En el agujero, una cuadrilla organizada de hombres vestidos con monos de trabajo y cascos trabajaban en el fondo y en un sistema de andamios con picos y paletas, bolsas de plástico, mascarillas y guantes de látex. Uno de los hombres extrajo lo que parecía ser una pelota marrón, la metió dentro de un cesto de lona y lo bajó hasta el fondo sujeto con una cuerda. Luego volvió a trabajar con su paleta y liberó cuidadosamente una caja torácica con los brazos atados. Cuando los ojos de Arkady se adaptaron a la luz pudo ver que una pared completa de la excavación estaba cubierta con restos humanos perfilados por la nieve, un corte transversal de tierra con cráneos a modo de piedras y fémures a modo de postes. Algunos llevaban ropa, otros no. En el lugar flotaba un aroma dulzón.
El cesto de lona fue pasado de mano en mano a través del profundo pozo e izado mediante una cuerda hasta una tienda donde había otros cuerpos oscuros tendidos sobre mesas. El coronel iba de tienda en tienda, gritándoles a los hombres que clasificaban los huesos que se dieran prisa con su trabajo. Entre una orden y otra, no perdía de vista a Arkady.
—Quieren que todos los cadáveres estén fuera del pozo por la mañana —dijo el sargento Gleb—. No quieren que la gente los vea.
—¿Cuántos han sacado hasta ahora?
—Es una fosa común, ¿quién podría decirlo?
—¿De cuándo es?
—Por las ropas que llevan, dicen que de los cuarenta o los cincuenta. Tienen agujeros en la parte posterior de la cabeza. En el sótano de la Corte Suprema. Los llevaban abajo y, ¡pum!, así es como acostumbraban a hacerlo. ¡Era toda una corte!
El coronel se reunió con ellos. Iba vestido con el uniforme completo de invierno y llevaba un gorro de piel azul. Arkady se preguntó, y no era la primera vez que lo hacía, qué animal tenía la piel azul.
—Habrá una investigación sobre estos cadáveres para ver si se pueden presentar cargos criminales —declaró el coronel en voz alta.
Las cabezas se volvieron, muchas de ellas con gesto divertido.
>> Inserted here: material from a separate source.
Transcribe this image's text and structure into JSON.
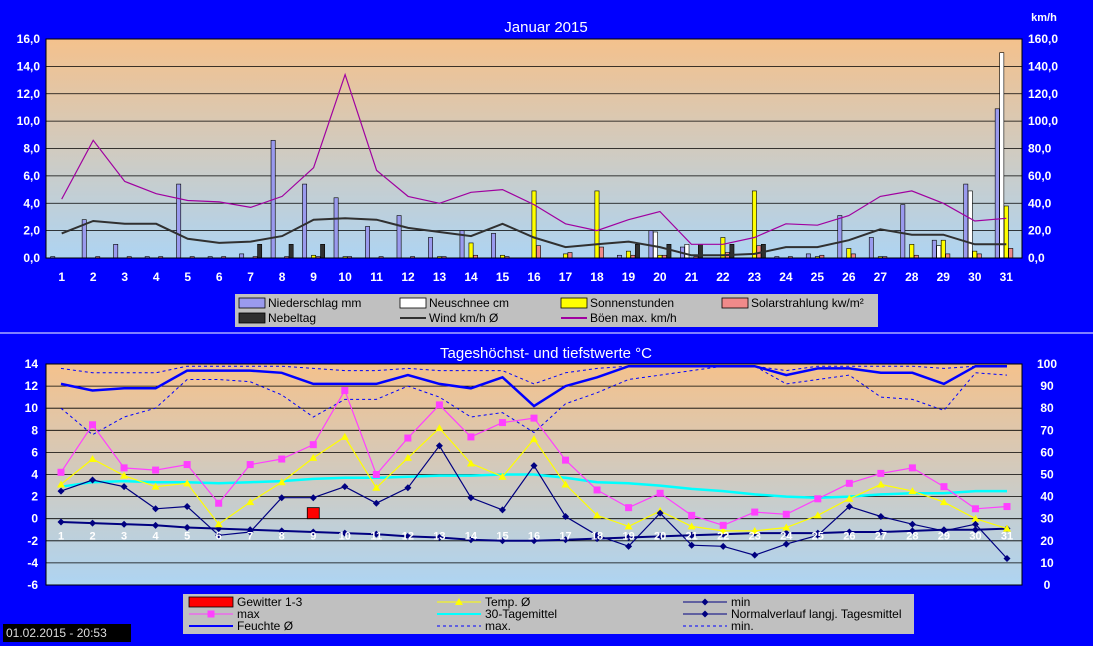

—Repita eso —le dijo Arkady al coronel.
—He dicho que puedo asegurar a todo el mundo que habrá una investigación sobre estos muertos para ver si se presentan cargos criminales.
—Felicidades. —Arkady rodeó los hombros del coronel con el brazo y susurró—: Es el mejor chiste que he oído en todo el día.
El rostro del coronel se convirtió en una máscara moteada de rojo y se liberó del abrazo del investigador. Bueno, se había granjeado otro enemigo, pensó Arkady.
—¿Y si la fosa se extiende por debajo de todo el edificio de la corte? —preguntó Gleb.
—Ése es el mismo problema de siempre. Una vez que has comenzado a cavar, ¿cómo sabes cuándo debes dejar de hacerlo?